The office of Belarus opposition candidate Svetlana Tikhanovskaya demanded the "peaceful" transition of power from Alexander Lukashenko amid ongoing protests in the country, following the presidential election on Sunday.
"We are for peaceful changes. The authorities should now think about how to transfer this power in a peaceful manner. At the moment, their only way is violence against civilians. We will do everything so that this does not happen again," Tikhanovskaya said during the Monday press conference.
Svetlana Tikhanovskaya sees herself as the winner of presidential election, the office said, suggesting that additional protests in the country were still possible. According to preliminary results from the Belarusian Central Election Commission, Tikhanovskaya has received 9.9 percent of votes.
"Total of 4,652,000 people, or 80.23 percent, voted for Alexander Lukashenko," the chairwoman of the commission, Lidia Yermoshina, said on Monday during a briefing.
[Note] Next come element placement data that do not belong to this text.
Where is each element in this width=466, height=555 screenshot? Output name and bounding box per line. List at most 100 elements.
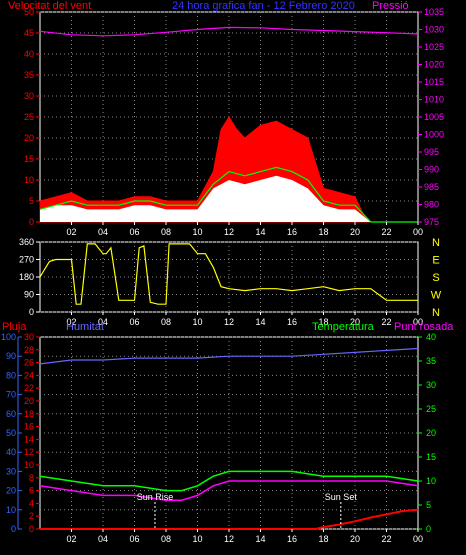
compass-label: N	[432, 237, 440, 249]
x-tick-label: 08	[161, 534, 171, 544]
tick-label: 0	[11, 524, 16, 534]
temperature-axis-title: Temperatura	[312, 321, 375, 333]
temperature-line	[39, 470, 419, 492]
tick-label: 14	[24, 434, 34, 444]
x-tick-label: 18	[318, 227, 328, 237]
tick-label: 990	[424, 165, 439, 175]
tick-label: 0	[29, 217, 34, 227]
tick-label: 30	[24, 332, 34, 342]
tick-label: 70	[6, 390, 16, 400]
x-tick-label: 02	[66, 317, 76, 327]
grid-lines	[40, 11, 418, 530]
tick-label: 50	[6, 428, 16, 438]
tick-label: 20	[6, 486, 16, 496]
tick-label: 40	[6, 447, 16, 457]
tick-label: 35	[24, 70, 34, 80]
wind-axis-title: Velocitat del vent	[8, 0, 91, 12]
x-tick-label: 20	[350, 227, 360, 237]
x-tick-label: 20	[350, 317, 360, 327]
compass-label: S	[432, 272, 439, 284]
tick-label: 30	[6, 466, 16, 476]
tick-label: 180	[19, 272, 34, 282]
x-tick-label: 16	[287, 227, 297, 237]
x-tick-label: 00	[413, 227, 423, 237]
x-tick-label: 10	[192, 317, 202, 327]
wind-line	[39, 166, 418, 223]
tick-label: 50	[24, 7, 34, 17]
tick-label: 26	[24, 358, 34, 368]
tick-label: 0	[29, 307, 34, 317]
sunrise-marker-label: Sun Rise	[137, 492, 174, 502]
x-tick-label: 16	[287, 534, 297, 544]
rain-axis-title: Pluja	[2, 321, 27, 333]
tick-label: 25	[24, 112, 34, 122]
tick-label: 40	[24, 49, 34, 59]
tick-label: 12	[24, 447, 34, 457]
humidity-line	[39, 347, 419, 365]
tick-label: 16	[24, 422, 34, 432]
tick-label: 30	[24, 91, 34, 101]
tick-label: 15	[426, 452, 436, 462]
x-tick-label: 12	[224, 534, 234, 544]
x-tick-label: 06	[129, 317, 139, 327]
x-tick-label: 20	[350, 534, 360, 544]
sun-annotations: Sun Rise Sun Set	[137, 492, 357, 528]
tick-label: 10	[24, 175, 34, 185]
compass-label: W	[431, 290, 442, 302]
tick-label: 270	[19, 255, 34, 265]
tick-label: 1010	[424, 95, 444, 105]
tick-label: 995	[424, 147, 439, 157]
tick-label: 100	[1, 332, 16, 342]
tick-label: 5	[426, 500, 431, 510]
tick-label: 1030	[424, 25, 444, 35]
tick-label: 0	[29, 524, 34, 534]
tick-label: 24	[24, 370, 34, 380]
compass-label: N	[432, 307, 440, 319]
x-tick-label: 06	[129, 534, 139, 544]
tick-label: 25	[426, 404, 436, 414]
tick-label: 10	[426, 476, 436, 486]
pressure-axis-title: Pressió	[372, 0, 409, 12]
x-tick-label: 12	[224, 317, 234, 327]
tick-label: 10	[6, 505, 16, 515]
x-tick-label: 14	[255, 317, 265, 327]
tick-label: 8	[29, 473, 34, 483]
x-tick-label: 08	[161, 227, 171, 237]
x-tick-label: 00	[413, 317, 423, 327]
tick-label: 90	[24, 290, 34, 300]
tick-label: 20	[426, 428, 436, 438]
x-tick-label: 10	[192, 227, 202, 237]
tick-label: 90	[6, 351, 16, 361]
x-tick-label: 18	[318, 317, 328, 327]
tick-label: 0	[426, 524, 431, 534]
tick-label: 6	[29, 486, 34, 496]
tick-label: 45	[24, 28, 34, 38]
x-tick-label: 02	[66, 227, 76, 237]
tick-label: 22	[24, 383, 34, 393]
tick-label: 60	[6, 409, 16, 419]
tick-label: 40	[426, 332, 436, 342]
dewpoint-axis-title: Punt rosada	[394, 321, 454, 333]
direction-line	[39, 243, 418, 305]
x-tick-label: 12	[224, 227, 234, 237]
x-tick-label: 18	[318, 534, 328, 544]
x-tick-label: 14	[255, 227, 265, 237]
tick-label: 28	[24, 345, 34, 355]
tick-label: 1000	[424, 130, 444, 140]
tick-label: 975	[424, 217, 439, 227]
tick-label: 15	[24, 154, 34, 164]
series-lines	[39, 26, 419, 530]
tick-label: 1015	[424, 77, 444, 87]
tick-label: 20	[24, 133, 34, 143]
x-tick-label: 02	[66, 534, 76, 544]
tick-label: 1020	[424, 60, 444, 70]
pressure-line	[39, 26, 419, 37]
tick-label: 985	[424, 182, 439, 192]
tick-label: 35	[426, 356, 436, 366]
tick-label: 5	[29, 196, 34, 206]
tick-label: 20	[24, 396, 34, 406]
tick-label: 1035	[424, 7, 444, 17]
tick-label: 360	[19, 237, 34, 247]
tick-label: 18	[24, 409, 34, 419]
The preliminary results were unlikely to change, the Election Commission noted. The office of Tikhanovskaya, however, believes that the opposition candidate received around 70-80% votes, citing independent reports from polling stations around the republic.
Tikhanovskaya's team representative Maria Kolesnikova said during Monday press conference that the Belarusian government "must accept defeat", as "the will of the Belarusian people cannot be falsified".
Tikhanovskaya herself also added that she was not planning on leaving the country, nor did she see any reason for her arrest.
Protests Take Over Belarus
Following first reports from official exit polls suggesting that President Lukashenko was confidently winning a sixth term, mass protests erupted across Balarus' capital Minsk overnight. Other major cities have also seen an unrest, with demonstrators accusing government of vote-rigging.
Numerous videos from Belarus showed how riot police were deployed with stun grenades and rubber bullets to clear the streets of protesters, as they have started erecting barricades on the roads.
The press secretary for the Belarusian Ministry of Internal Affairs said on his Telegram channel that around 3,000 people have been arrested across the country overnight following unsanctioned riots.
"On the night of 9-10 August 2020, local gatherings of citizens in the vicinity of polling stations and in central squares in 33 localities were recorded in the country. In total, about 3,000 people were detained throughout the country for participating in unauthorised mass events. Out of these, about a thousand were in Minsk and more than 2,000 were in other regions of the republic," the message said.
More than 50 civilians and around 39 police were reportedly injured during the clashes.